For \(h = 1\), \(10\), \(32\), and \(50\), calculate \[\log\!\left( \frac{\text{error using $h$ steps}} {\text{error for $2h$ steps}} \right) \cdot \frac{1}{\log(2)} \,.\] What is this number telling us, and why do we expect it to be about \(4\) if it’s the algorithm is fourth order? [Note. The fact that we get numbers near \(4\) for this problem is not enough evidence to conclude that the method is fourth order; in fact it’s possible for these numbers to be smaller for specific problems. But generally speaking they will be around four.]
As humans we sometimes take for granted that time can only move forwards, but when we’re working with differential equations time can move both ways. We’ll explore this in this problem, where we put the “backwards” in “backwards Euler method”.
Consider the differential equation \[t y' - y = t^4 - 3 \,,\] with “terminal condition” \(y(1) = 0\). Use the implicit Euler method \[y_n = y_{n+1} - hf(t_{n+1}, y_{n+1})\] with step size \(h = \frac{1}{2}\) to estimate \(y(0)\).
Solve the initial value problem and determine what value of \(y(0)\) would lead to a solution which has a root at \(t=1\). [Do you even need the specific solution to determine \(y(0)\)? Is something weird going on here?]
Check that upping the number of steps from two to four improves the accuracy of the approximation.
Let \(y(t)\) be the solution to the differential equation \(y' - 3y = t^2\) with \(y(1) = 1\). Use the explicit Euler method with a step size of \(\frac{1}{2}\) to estimate \(y(0)\). Was this easier or harder than the previous problem?
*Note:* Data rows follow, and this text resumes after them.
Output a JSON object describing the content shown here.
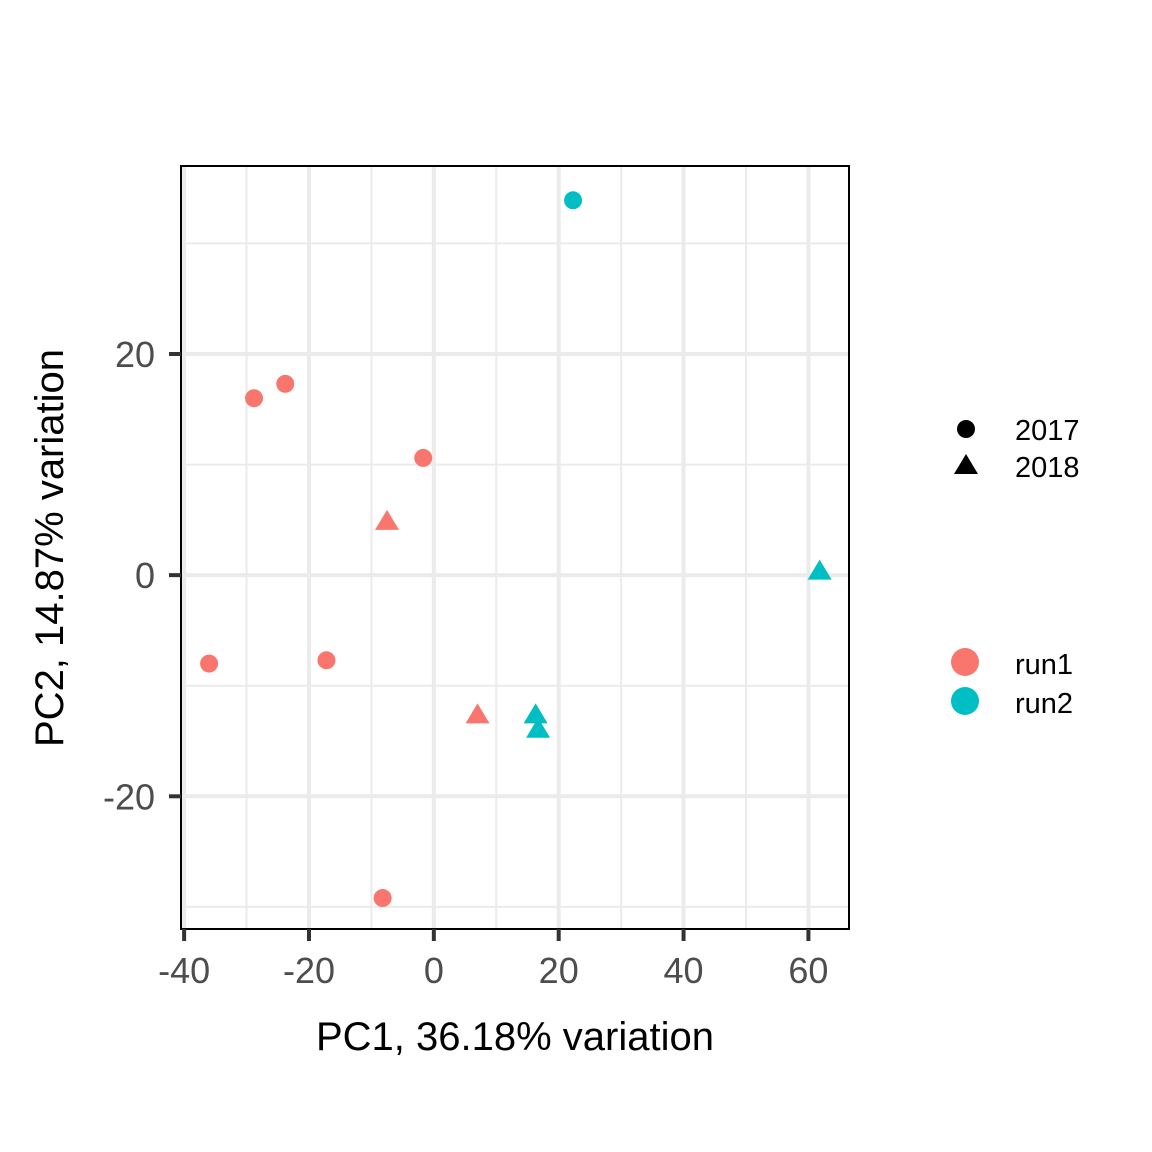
{
  "chart_data": {
    "type": "scatter",
    "xlabel": "PC1, 36.18% variation",
    "ylabel": "PC2, 14.87% variation",
    "xlim": [
      -40.5,
      66.5
    ],
    "ylim": [
      -32,
      37
    ],
    "x_ticks": [
      -40,
      -20,
      0,
      20,
      40,
      60
    ],
    "y_ticks": [
      -20,
      0,
      20
    ],
    "x_tick_labels": [
      "-40",
      "-20",
      "0",
      "20",
      "40",
      "60"
    ],
    "y_tick_labels": [
      "-20",
      "0",
      "20"
    ],
    "grid": true,
    "legend_placement": "right",
    "shape_legend": {
      "entries": [
        {
          "label": "2017",
          "shape": "circle"
        },
        {
          "label": "2018",
          "shape": "triangle"
        }
      ]
    },
    "color_legend": {
      "entries": [
        {
          "label": "run1",
          "color": "#F8766D"
        },
        {
          "label": "run2",
          "color": "#00BFC4"
        }
      ]
    },
    "points": [
      {
        "x": -36.0,
        "y": -8.0,
        "run": "run1",
        "year": "2017"
      },
      {
        "x": -28.8,
        "y": 16.0,
        "run": "run1",
        "year": "2017"
      },
      {
        "x": -23.8,
        "y": 17.3,
        "run": "run1",
        "year": "2017"
      },
      {
        "x": -17.2,
        "y": -7.7,
        "run": "run1",
        "year": "2017"
      },
      {
        "x": -8.2,
        "y": -29.2,
        "run": "run1",
        "year": "2017"
      },
      {
        "x": -1.7,
        "y": 10.6,
        "run": "run1",
        "year": "2017"
      },
      {
        "x": -7.5,
        "y": 5.0,
        "run": "run1",
        "year": "2018"
      },
      {
        "x": 7.0,
        "y": -12.5,
        "run": "run1",
        "year": "2018"
      },
      {
        "x": 22.3,
        "y": 33.9,
        "run": "run2",
        "year": "2017"
      },
      {
        "x": 16.3,
        "y": -12.5,
        "run": "run2",
        "year": "2018"
      },
      {
        "x": 16.7,
        "y": -13.8,
        "run": "run2",
        "year": "2018"
      },
      {
        "x": 61.8,
        "y": 0.5,
        "run": "run2",
        "year": "2018"
      }
    ]
  }
}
You’ve estimated the error of a fourth order method on an interval \([0,10]\) with \(20\) time steps. If you increase to \(60\) time steps, by what factor will the error go down?
You’ve estimated the error of a Forward Euler method on an interval \([0,10]\) with \(20\) time steps. If you increase to \(100\) time steps, by what factor will the error go down?
Suppose \(x(t)\) solves the differential equation \(x'=-2tx^2\) with initial condition x(1) = 1. Solve the above IVP for x(2) using:
a) Euler method with step size \(0.5\)
b) Analytically.
Use the explicit Euler method to plot the estimate \(y(2)\) if \(y(t)\) is the solution to \(y'=t-y^3\) with \(y(0)=1\). Use \(10\) steps, \(20\) steps, and \(30\) steps and plot all three.
Use the Explicit Euler and Runge-Kutta methods to estimate \(y(2)\) if \(y(t)\) is a solution to \(y'=\frac{1}{t^2+y}\) with \(y(0)=1\) and \(10\) time steps.